Владимир Фаддеевич, в тревоге обернувшийся к людям, которые топтались на краю фурменного пространства, закричал, чтобы они уходили. Досадливо, каким-то вышвыривающим жестом велел убираться и нам троим и, убедившись, что мы торопливо пятимся, прыгнул к паровой пушке.
Когда осекся возникший на минуту тугой гром, будто его закупорили, мы, оробело ступая, возвратились на прежнее место. Выглянули по направлению к летке. Пушка стояла, уткнув рыло в леточное отверстие. Ее корпус, заплесканный красным металлом, горел, исходил паром.
Костя сказал, что чугун сам потек из печи. Отец даже не успел подрезать и просушить летку. Взрывы могли быть и опасней: по сырой леточной глине металл идет жутко. Теперь плавку не выдашь вовремя: опять горновую канаву готовить, пушку набивать и с леткой придется повозиться. Дадут за это папке на орехи. Как бы в чем плохом не обвинили.
То, что летку проело чугуном и Владимир Фаддеевич ее закрыл без промедления, было лишь началом аварии. Домна, как только пушку отвели обратно, снова стала плеваться. Заслоняясь полой суконной куртки, Владимир Фаддеевич прошуровывал горловину летки стальной пикой. Об него разбивались хлопья и шарики чугуна. И когда он, волоком таща обтаявшую в горне пику, отбегал к пушке, шляпа и куртка вспыхнули на нем. Он сорвал их и, топча чунями, спросил горнового, который должен следить за чугуновозными ковшами, прибыла ли посуда. Горновой ответил, что посуды нет. Владимир Фаддеевич помчался к огромному совку с песком, злыми жестами сзывая туда горновых; скоро они уже таскали песок и насыпали валы; меж валами, как мы догадались, будет пущен поток чугуна прямо на литейный двор.
Мимо нас, бранясь, проскочил мастер.

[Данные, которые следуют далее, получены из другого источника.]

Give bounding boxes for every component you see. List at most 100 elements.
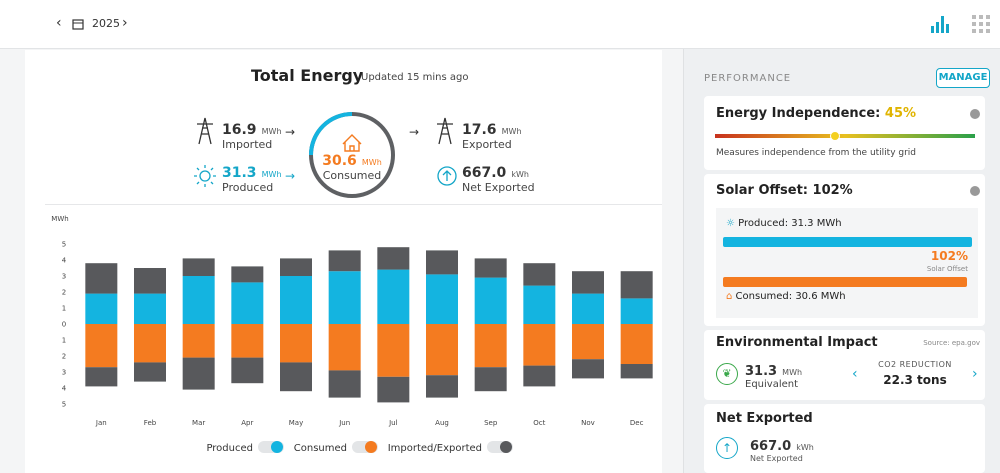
bar-segment [231,324,264,358]
consumed-unit: MWh [361,158,382,167]
bar-segment [134,324,166,363]
net-exported-card [704,404,985,473]
leaf-icon: ❦ [716,363,738,385]
produced-unit: MWh [261,170,282,179]
net-exported-stat: 667.0 kWh Net Exported [750,435,814,463]
next-year[interactable]: › [122,15,128,31]
bar-segment [523,285,556,324]
bar-segment [572,359,604,379]
bar-segment [182,357,215,390]
up-arrow-icon: ↑ [716,437,738,459]
legend-label: Produced [206,443,253,454]
x-tick-label: Jan [95,419,107,427]
net-exported-value: 667.0 [462,165,507,181]
bar-segment [377,324,410,377]
chart-view-icon[interactable] [930,14,950,34]
produced-bar [723,237,972,247]
y-tick-label: 1 [62,305,66,313]
environment-card [704,330,985,400]
y-tick-label: 0 [62,321,66,329]
prev-impact[interactable]: ‹ [852,366,858,382]
net-exported-unit: kWh [511,170,530,179]
main-title: Total Energy [251,66,364,85]
y-tick-label: 3 [62,369,66,377]
imported-stat: 16.9 MWh Imported [222,119,282,151]
info-icon[interactable] [970,109,980,119]
net-exported-title: Net Exported [716,411,813,426]
manage-button[interactable]: MANAGE [936,68,990,88]
prev-year[interactable]: ‹ [56,15,62,31]
bar-segment [620,271,653,299]
bar-segment [328,324,361,371]
svg-text:→: → [285,169,295,183]
bar-segment [474,367,507,392]
solar-consumed: ⌂ Consumed: 30.6 MWh [726,291,846,302]
x-tick-label: Feb [144,419,157,427]
bar-segment [572,271,604,294]
bar-segment [426,375,458,398]
imported-unit: MWh [261,127,282,136]
bar-segment [523,263,556,286]
bar-segment [231,357,264,384]
x-tick-label: Nov [581,419,595,427]
produced-value: 31.3 [222,165,257,181]
sidebar-net-label: Net Exported [750,454,803,463]
info-icon[interactable] [970,186,980,196]
bar-segment [474,258,507,278]
independence-title: Energy Independence: 45% [716,106,916,121]
legend-swatch [271,441,283,453]
bar-segment [280,362,312,392]
exported-value: 17.6 [462,122,497,138]
x-tick-label: May [289,419,303,427]
y-tick-label: 1 [62,337,66,345]
net-exported-label: Net Exported [462,181,535,194]
bar-segment [328,370,361,398]
bar-segment [620,324,653,364]
consumed-label: Consumed [322,169,382,182]
flow-diagram: → → → [194,112,457,198]
solar-offset-box [716,208,978,318]
svg-text:→: → [409,125,419,139]
bar-segment [426,250,458,275]
bar-segment [280,258,312,276]
x-tick-label: Jul [388,419,398,427]
exported-label: Exported [462,138,512,151]
legend-swatch [365,441,377,453]
bar-segment [85,324,118,368]
bar-segment [328,250,361,272]
environment-unit: MWh [782,368,803,377]
co2-value: 22.3 tons [883,373,947,387]
bar-segment [134,268,166,294]
bar-segment [85,293,118,324]
bar-segment [280,324,312,363]
bar-segment [377,269,410,324]
bar-segment [523,365,556,387]
y-tick-label: 5 [62,401,66,409]
solar-produced-text: Produced: 31.3 MWh [738,218,842,229]
bar-segment [523,324,556,366]
solar-offset-percent: 102% [930,249,968,263]
x-tick-label: Sep [484,419,498,427]
produced-stat: 31.3 MWh Produced [222,162,282,194]
y-axis-label: MWh [51,215,68,223]
exported-stat: 17.6 MWh Exported [462,119,522,151]
net-exported-stat: 667.0 kWh Net Exported [462,162,535,194]
solar-consumed-text: Consumed: 30.6 MWh [735,291,846,302]
sidebar-heading: PERFORMANCE [704,73,792,84]
imported-label: Imported [222,138,273,151]
energy-chart: MWh 5 4 3 2 1 0 1 2 3 4 5 Jan Feb Mar Apr May Jun Jul Aug S… [51,215,653,454]
bar-segment [231,282,264,324]
environment-source: Source: epa.gov [923,339,980,347]
bar-segment [231,266,264,283]
solar-produced: ☼ Produced: 31.3 MWh [726,218,842,229]
environment-title: Environmental Impact [716,335,878,350]
independence-label: Energy Independence: [716,106,881,121]
grid-view-icon[interactable] [971,14,991,34]
bar-segment [182,258,215,276]
next-impact[interactable]: › [972,366,978,382]
bar-segment [134,362,166,382]
y-tick-label: 4 [62,385,67,393]
independence-card [704,96,985,170]
y-tick-label: 4 [62,257,67,265]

Скача от вала к валу, он принялся распинывать их и налетел на Владимира Фаддеевича, опрокидывавшего бадью с песком.
– Отменяю! Лить металл на пути! Мерзавцы транспортники: пораньше ковши не могли подогнать! Ради праздника!
Владимир Фаддеевич снова побежал за песком, туда же бросились горновые, на минуту сбитые с толку яростью мастера.
Появление инженера в рябой толстой фуражке с наушниками (Костя шепнул, что это вроде начальник цеха) укротило мастера. На отчаянную просьбу Владимира Фаддеевича продолжить насыпку валов инженер наклонил голову.
Чугун, заполняя канаву, рыжевато-грязно чадил, выпрыскивал капельки. А потом, когда Владимир Фаддеевич, потянув за цепь, притороченную к рычагу, поднял перегородочную лопату, чугун хлынул по литейному двору, шкворча, выхлопывался вверх, затапливал сырой бетонный пол.
Хоть я и тревожился за Владимира Фаддеевича, я все-таки радостно глядел на все, что происходило передо мной. То, что и мою, и Костину, и Нюрину одежду запорошило графитом (его выдыхало доменное варево, своим мерцанием он напоминал елочный блеск), до того восхищало меня, что я еле сдерживался, чтобы не оскорбить помрачневшего Костю восхищением: «Как здорово-то!»
Наперекор опаске потерять дружбу Кости, восхищение тем сильнее томило меня, чем дольше тек чугун. Мало-помалу на литейном дворе наливалось огненное озерко. Оно золотело, краснело, багровело. Воздух раскалился, жег щеки еще резче сегодняшнего ветрового мороза. Горновые извивались от жара, притрусывая пол песком и мешая металлу расплываться.
К моменту, когда из летки, бушуя, пузырясь и гуще дыша графитом, пошел шлак, паровоз подогнал под желоба посуду. Владимир Фаддеевич пустил шлак туда и тотчас с другими горновыми принялся отдирать твердеющие чугунные закрайки; если им не помогали ломы, они прихватывали закрайки щипцами на тросах, и мостовой кран, отъезжая, тянул их на себя и отрывал серо-черные ошметки.
По шмыганью Нюркиных калош, надетых на валенки, и по тому, как часто мех ее шубки задевал мой борястик, я догадывался, что ей невтерпеж уйти отсюда.
– Кость, пойдем.
– Да ты что?!
– Скучно. Смотришь, смотришь… Надоело.
– Побудем немного. В следующий раз ты о чем попросишь, сколько захочешь прожду.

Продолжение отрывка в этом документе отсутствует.